In general, the gaming media does a far better job than it receives credit for in providing complete coverage and thoughts on the industry. One who complains that there’s no good game writing is simply not trying particularly hard to find it.

But we should be careful not to fall into our own stereotypes. We are not basement-dwelling malcontents incapable of rational thought, evidence to the contrary notwithstanding. Gamers are a cross section of our shared societies and demonstrate on regular occasions an unexpected capacity for graciousness, humility and sacrifice. It’s just that it rarely gets the attention, because cynicism and extremism sells, and the debate forces gamers who might otherwise stick to the middle ground to choose sides. The voices that do not make sweeping decisions about the relative fate and cultural worth of products are often the quietest by nature, and if the squeaky wheel gets the grease, I’m not sure there’s enough grease to go around.

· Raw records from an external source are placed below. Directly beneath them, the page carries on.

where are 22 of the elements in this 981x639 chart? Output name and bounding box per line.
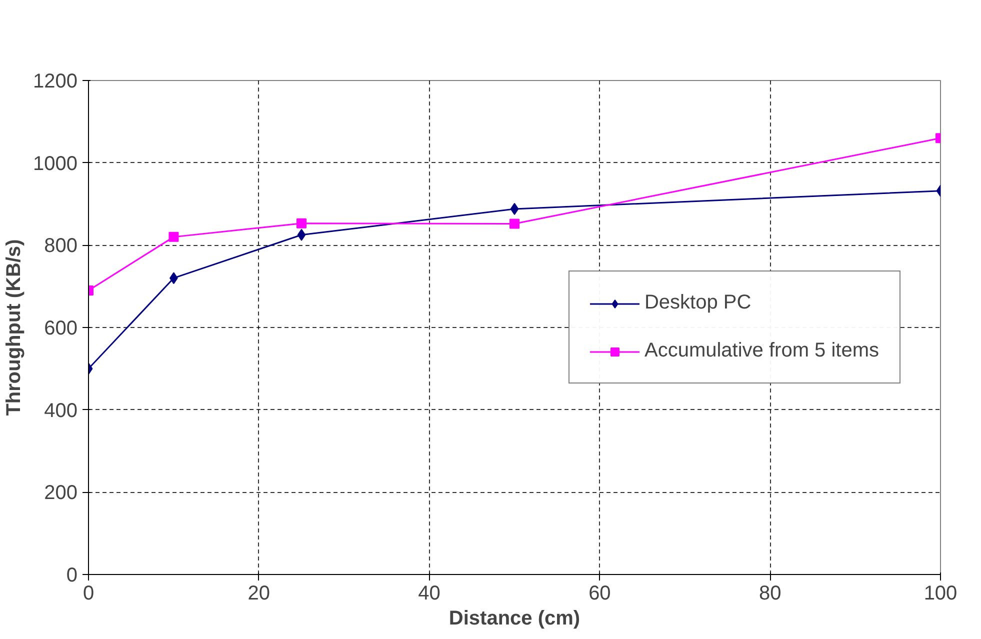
y-axis-title: Throughput (KB/s) — [3, 239, 26, 416]
point — [168, 232, 179, 242]
y-tick-label: 800 — [44, 235, 78, 258]
y-tick-label: 600 — [44, 318, 78, 340]
y-tick-label: 0 — [66, 564, 78, 586]
y-tick-label: 1000 — [33, 152, 78, 175]
x-tick-label: 0 — [82, 582, 94, 604]
point — [297, 228, 306, 241]
x-axis-title: Distance (cm) — [448, 608, 580, 630]
x-tick-label: 40 — [418, 582, 440, 604]
y-tick-label: 200 — [44, 482, 78, 504]
y-tick-label: 400 — [44, 400, 78, 422]
point — [296, 218, 306, 228]
point — [510, 202, 519, 215]
x-tick-label: 20 — [248, 582, 270, 604]
x-tick-label: 60 — [588, 582, 611, 604]
y-tick-label: 1200 — [33, 70, 78, 92]
legend-label: Desktop PC — [644, 292, 752, 314]
legend-label: Accumulative from 5 items — [644, 340, 879, 362]
x-tick-label: 100 — [924, 582, 958, 604]
x-tick-label: 80 — [758, 582, 782, 604]
point — [510, 218, 520, 229]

I’m not sure this is all precisely a bad thing either. After all, if everyone just met in the middle, there’d be very little point in having discussions online or anywhere else for that matter. Extreme positions, whether for gaming, politics or religion, make for lively discussions, though often less informative ones. Like anything else given the choice between contemplative introspection and sport, people go where the action is, and there’s only a little cognitive distance between the debate over which console is the best and which political party to support.

The trick is to remember the world doesn’t reflect the callisthenic discourse of online discussions. While it may not be the fun place to play, the middle ground is where most of reality exists.